Disrupted blood flow in conditions such as peripheral artery disease and critical limb ischemia leads to variations in oxygen supply within skeletal muscle tissue, creating regions of poorly perfused, hypoxic skeletal muscle surrounded by regions of adequately perfused, normoxic muscle tissue. These oxygen gradients may have significant implications for muscle injury or disease, as mediated by the exchange of paracrine factors between differentially oxygenated tissue. However, creating and maintaining heterogeneous oxygen landscapes within a controlled experimental setup to ensure continuous paracrine signaling is a technological challenge. Here, we engineer oxygen-controlled microphysiological systems to investigate paracrine interactions between differentially oxygenated engineered muscle tissue. We fabricated microphysiological systems with dual oxygen landscapes that also had engineered control over paracrine interactions between hypoxic and normoxic skeletal muscle tissues, which were differentiated from C2C12 myoblasts cultured on micromolded gelatin hydrogels. The microphysiological systems interfaced with a new 3D-printed oxygen control well plate insert, which we designed to distribute flow to multiple microphysiological systems and minimize evaporation for longer timepoints. With our system, we demonstrated that amphiregulin, a myokine associated with skeletal muscle injury, exhibits unique upregulation in both gene expression and secretion after 24 hours due to paracrine interactions between hypoxic and normoxic skeletal muscle tissue. Our platform can be extended to investigate other impacts of paracrine interactions between hypoxic and normoxic skeletal muscle and can more broadly be used to elucidate many forms of oxygen-dependent crosstalk in other organ systems.

中文翻译：

---

分析由 3D 打印组件制造的微生理系统中缺氧和常氧骨骼肌组织之间的旁分泌相互作用。
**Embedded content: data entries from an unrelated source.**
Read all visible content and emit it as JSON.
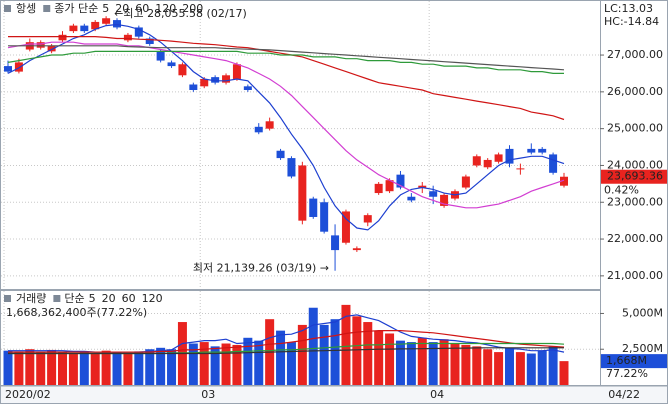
{
  "chart_data": {
    "type": "candlestick",
    "title": "항셍",
    "ma_label": "종가 단순",
    "up_color": "#e8231f",
    "down_color": "#1d4fd8",
    "grid": true,
    "categories": [
      "2020/02",
      null,
      null,
      null,
      null,
      null,
      null,
      null,
      null,
      null,
      null,
      null,
      null,
      null,
      null,
      null,
      null,
      null,
      "03",
      null,
      null,
      null,
      null,
      null,
      null,
      null,
      null,
      null,
      null,
      null,
      null,
      null,
      null,
      null,
      null,
      null,
      null,
      null,
      null,
      "04",
      null,
      null,
      null,
      null,
      null,
      null,
      null,
      null,
      null,
      null,
      null,
      null
    ],
    "open": [
      26700,
      26550,
      27150,
      27200,
      27100,
      27400,
      27650,
      27800,
      27700,
      27850,
      27950,
      27400,
      27750,
      27450,
      27100,
      26800,
      26450,
      26200,
      26150,
      26400,
      26250,
      26350,
      26150,
      25050,
      25000,
      24400,
      24200,
      22500,
      23100,
      23000,
      22100,
      21900,
      21700,
      22450,
      23250,
      23300,
      23750,
      23150,
      23400,
      23300,
      22900,
      23100,
      23400,
      24000,
      23950,
      24100,
      24450,
      23900,
      24450,
      24450,
      24300,
      23450
    ],
    "high": [
      26850,
      26900,
      27450,
      27400,
      27300,
      27650,
      27850,
      27850,
      27950,
      28055.58,
      28000,
      27600,
      27800,
      27500,
      27150,
      26850,
      26800,
      26250,
      26400,
      26450,
      26500,
      26800,
      26200,
      25150,
      25300,
      24450,
      24250,
      24100,
      23150,
      23100,
      22400,
      22800,
      21800,
      22700,
      23550,
      23650,
      23850,
      23250,
      23550,
      23450,
      23250,
      23350,
      23750,
      24300,
      24200,
      24350,
      24550,
      24050,
      24600,
      24500,
      24350,
      23800
    ],
    "low": [
      26500,
      26500,
      27100,
      27150,
      27050,
      27350,
      27600,
      27600,
      27650,
      27800,
      27700,
      27350,
      27450,
      27250,
      26800,
      26650,
      26400,
      26000,
      26100,
      26200,
      26200,
      26300,
      26000,
      24850,
      24950,
      24150,
      23650,
      22400,
      22550,
      22150,
      21139.26,
      21850,
      21650,
      22350,
      23200,
      23250,
      23350,
      23000,
      23250,
      22950,
      22850,
      23050,
      23350,
      23950,
      23900,
      24050,
      23950,
      23750,
      24300,
      24300,
      23750,
      23400
    ],
    "close": [
      26550,
      26800,
      27350,
      27350,
      27250,
      27550,
      27800,
      27650,
      27900,
      28000,
      27750,
      27550,
      27500,
      27300,
      26850,
      26700,
      26750,
      26050,
      26350,
      26250,
      26450,
      26750,
      26050,
      24900,
      25200,
      24200,
      23700,
      24000,
      22600,
      22200,
      21700,
      22750,
      21750,
      22650,
      23500,
      23600,
      23400,
      23050,
      23450,
      23150,
      23200,
      23300,
      23700,
      24250,
      24150,
      24300,
      24050,
      23920,
      24350,
      24350,
      23800,
      23693.36
    ],
    "ma_series": [
      {
        "name": "5",
        "color": "#1d3fd0",
        "values": [
          26500,
          26650,
          26850,
          27000,
          27150,
          27300,
          27450,
          27550,
          27700,
          27800,
          27830,
          27780,
          27700,
          27550,
          27350,
          27100,
          26850,
          26550,
          26350,
          26300,
          26300,
          26350,
          26300,
          26000,
          25700,
          25300,
          24850,
          24450,
          24000,
          23400,
          22900,
          22550,
          22300,
          22250,
          22500,
          22900,
          23200,
          23350,
          23400,
          23350,
          23250,
          23200,
          23250,
          23500,
          23750,
          24000,
          24150,
          24200,
          24250,
          24250,
          24150,
          24050
        ]
      },
      {
        "name": "20",
        "color": "#d23ed2",
        "values": [
          27200,
          27250,
          27300,
          27300,
          27350,
          27350,
          27350,
          27300,
          27300,
          27300,
          27300,
          27250,
          27250,
          27200,
          27150,
          27100,
          27050,
          27000,
          26950,
          26900,
          26850,
          26750,
          26650,
          26500,
          26350,
          26150,
          25900,
          25600,
          25300,
          25000,
          24700,
          24400,
          24150,
          23950,
          23750,
          23600,
          23450,
          23300,
          23150,
          23050,
          22950,
          22900,
          22850,
          22850,
          22900,
          22950,
          23050,
          23150,
          23300,
          23400,
          23500,
          23600
        ]
      },
      {
        "name": "60",
        "color": "#d01515",
        "values": [
          27500,
          27500,
          27500,
          27500,
          27500,
          27500,
          27500,
          27500,
          27500,
          27480,
          27450,
          27450,
          27430,
          27420,
          27400,
          27380,
          27350,
          27320,
          27300,
          27280,
          27250,
          27220,
          27200,
          27150,
          27100,
          27050,
          27000,
          26950,
          26850,
          26750,
          26650,
          26550,
          26450,
          26350,
          26250,
          26200,
          26150,
          26100,
          26050,
          25950,
          25900,
          25850,
          25800,
          25750,
          25700,
          25650,
          25600,
          25550,
          25450,
          25400,
          25350,
          25250
        ]
      },
      {
        "name": "120",
        "color": "#2e9a3a",
        "values": [
          26800,
          26850,
          26900,
          26950,
          27000,
          27000,
          27050,
          27050,
          27100,
          27100,
          27100,
          27100,
          27100,
          27100,
          27100,
          27100,
          27100,
          27100,
          27100,
          27100,
          27100,
          27100,
          27050,
          27050,
          27050,
          27000,
          27000,
          27000,
          26950,
          26950,
          26950,
          26900,
          26900,
          26850,
          26850,
          26850,
          26800,
          26800,
          26750,
          26750,
          26700,
          26700,
          26700,
          26650,
          26650,
          26600,
          26600,
          26600,
          26550,
          26550,
          26500,
          26500
        ]
      },
      {
        "name": "200",
        "color": "#555555",
        "values": [
          27250,
          27250,
          27250,
          27250,
          27250,
          27250,
          27250,
          27250,
          27250,
          27250,
          27250,
          27230,
          27220,
          27210,
          27200,
          27200,
          27200,
          27200,
          27200,
          27200,
          27180,
          27170,
          27160,
          27150,
          27140,
          27120,
          27100,
          27080,
          27060,
          27040,
          27020,
          27000,
          26980,
          26960,
          26940,
          26920,
          26900,
          26880,
          26860,
          26840,
          26820,
          26800,
          26780,
          26760,
          26740,
          26720,
          26700,
          26680,
          26660,
          26640,
          26620,
          26600
        ]
      }
    ],
    "ylim": [
      20670,
      28360
    ],
    "yticks": [
      {
        "value": 27000,
        "label": "27,000.00"
      },
      {
        "value": 26000,
        "label": "26,000.00"
      },
      {
        "value": 25000,
        "label": "25,000.00"
      },
      {
        "value": 24000,
        "label": "24,000.00"
      },
      {
        "value": 23000,
        "label": "23,000.00"
      },
      {
        "value": 22000,
        "label": "22,000.00"
      },
      {
        "value": 21000,
        "label": "21,000.00"
      }
    ],
    "max_annotation": "←최고 28,055.58 (02/17)",
    "min_annotation": "최저 21,139.26 (03/19) →",
    "lc_label": "LC:13.03",
    "hc_label": "HC:-14.84",
    "last_label": "23,693.36",
    "change_label": "0.42%",
    "cursor_date": "04/22",
    "volume": {
      "title": "거래량",
      "ma_label": "단순",
      "values": [
        2400,
        2350,
        2500,
        2300,
        2450,
        2300,
        2200,
        2350,
        2200,
        2400,
        2300,
        2250,
        2350,
        2500,
        2600,
        2500,
        4400,
        2900,
        3000,
        2700,
        2900,
        2800,
        3300,
        3100,
        4600,
        3800,
        3000,
        4200,
        5400,
        4200,
        4600,
        5600,
        4800,
        4400,
        3800,
        3600,
        3100,
        3000,
        3300,
        3000,
        3200,
        2900,
        2800,
        2700,
        2500,
        2300,
        2600,
        2300,
        2200,
        2400,
        2700,
        1668.3624
      ],
      "ma_series": [
        {
          "name": "5",
          "color": "#1d3fd0",
          "values": [
            2400,
            2400,
            2400,
            2400,
            2400,
            2400,
            2350,
            2350,
            2300,
            2300,
            2300,
            2300,
            2300,
            2350,
            2400,
            2450,
            2900,
            3000,
            3100,
            3100,
            3200,
            2900,
            2950,
            3000,
            3300,
            3500,
            3550,
            3800,
            4200,
            4300,
            4400,
            4800,
            4900,
            4700,
            4500,
            4100,
            3700,
            3400,
            3300,
            3200,
            3150,
            3100,
            3000,
            2950,
            2800,
            2650,
            2550,
            2500,
            2400,
            2400,
            2450,
            2300
          ]
        },
        {
          "name": "20",
          "color": "#d01515",
          "values": [
            2300,
            2300,
            2300,
            2300,
            2300,
            2300,
            2300,
            2300,
            2300,
            2300,
            2300,
            2300,
            2300,
            2300,
            2350,
            2350,
            2450,
            2450,
            2500,
            2550,
            2600,
            2650,
            2700,
            2750,
            2850,
            2900,
            3000,
            3100,
            3250,
            3350,
            3450,
            3600,
            3700,
            3750,
            3800,
            3800,
            3800,
            3750,
            3700,
            3650,
            3550,
            3450,
            3350,
            3250,
            3150,
            3050,
            2950,
            2850,
            2800,
            2750,
            2700,
            2650
          ]
        },
        {
          "name": "60",
          "color": "#2e9a3a",
          "values": [
            2200,
            2200,
            2200,
            2200,
            2200,
            2200,
            2200,
            2200,
            2200,
            2200,
            2200,
            2200,
            2200,
            2200,
            2200,
            2250,
            2250,
            2250,
            2300,
            2300,
            2300,
            2350,
            2350,
            2400,
            2400,
            2450,
            2450,
            2500,
            2550,
            2600,
            2650,
            2700,
            2750,
            2800,
            2800,
            2850,
            2850,
            2900,
            2900,
            2900,
            2900,
            2900,
            2900,
            2900,
            2900,
            2900,
            2900,
            2900,
            2900,
            2900,
            2900,
            2850
          ]
        },
        {
          "name": "120",
          "color": "#333333",
          "values": [
            2200,
            2200,
            2200,
            2200,
            2200,
            2200,
            2200,
            2200,
            2200,
            2200,
            2200,
            2200,
            2200,
            2200,
            2200,
            2200,
            2200,
            2200,
            2200,
            2200,
            2220,
            2240,
            2260,
            2280,
            2300,
            2320,
            2340,
            2360,
            2380,
            2400,
            2420,
            2440,
            2460,
            2480,
            2500,
            2510,
            2520,
            2530,
            2540,
            2550,
            2560,
            2570,
            2580,
            2590,
            2600,
            2600,
            2600,
            2600,
            2600,
            2600,
            2600,
            2600
          ]
        }
      ],
      "ylim": [
        0,
        6500
      ],
      "yticks": [
        {
          "value": 5000,
          "label": "5,000M"
        },
        {
          "value": 2500,
          "label": "2,500M"
        }
      ],
      "info": "1,668,362,400주(77.22%)",
      "last_label": "1,668M",
      "ratio_label": "77.22%"
    }
  }
}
在外周动脉疾病和严重肢体缺血等情况下，血流中断会导致骨骼肌组织内的氧气供应发生变化，从而产生灌注不良、缺氧的骨骼肌区域，周围环绕着灌注充分的正常氧肌组织区域。这些氧梯度可能对肌肉损伤或疾病有重大影响，这是由差氧组织之间的旁分泌因子交换介导的。然而，在受控实验装置中创建和维持异质氧景观以确保连续的旁分泌信号传导是一项技术挑战。在这里，我们设计了氧控微生理系统，以研究差别氧工程肌肉组织之间的旁分泌相互作用。我们制造了具有双氧景观的微生理系统，该系统还工程控制了缺氧和常氧骨骼肌组织之间的旁分泌相互作用，这与在微成型明胶水凝胶上培养的 C2C12 成肌细胞不同。微生理系统与新的 3D 打印氧气对照孔板插件连接，我们将其设计为将流量分配到多个微生理系统，并最大限度地减少较长时间点的蒸发。通过我们的系统，我们证明了双调蛋白是一种与骨骼肌损伤相关的肌因子，由于缺氧和常氧骨骼肌组织之间的旁分泌相互作用，24 小时后基因表达和分泌都表现出独特的上调。 我们的平台可以扩展到研究缺氧和常氧骨骼肌之间旁分泌相互作用的其他影响，并且可以更广泛地用于阐明其他器官系统中多种形式的氧依赖性串扰。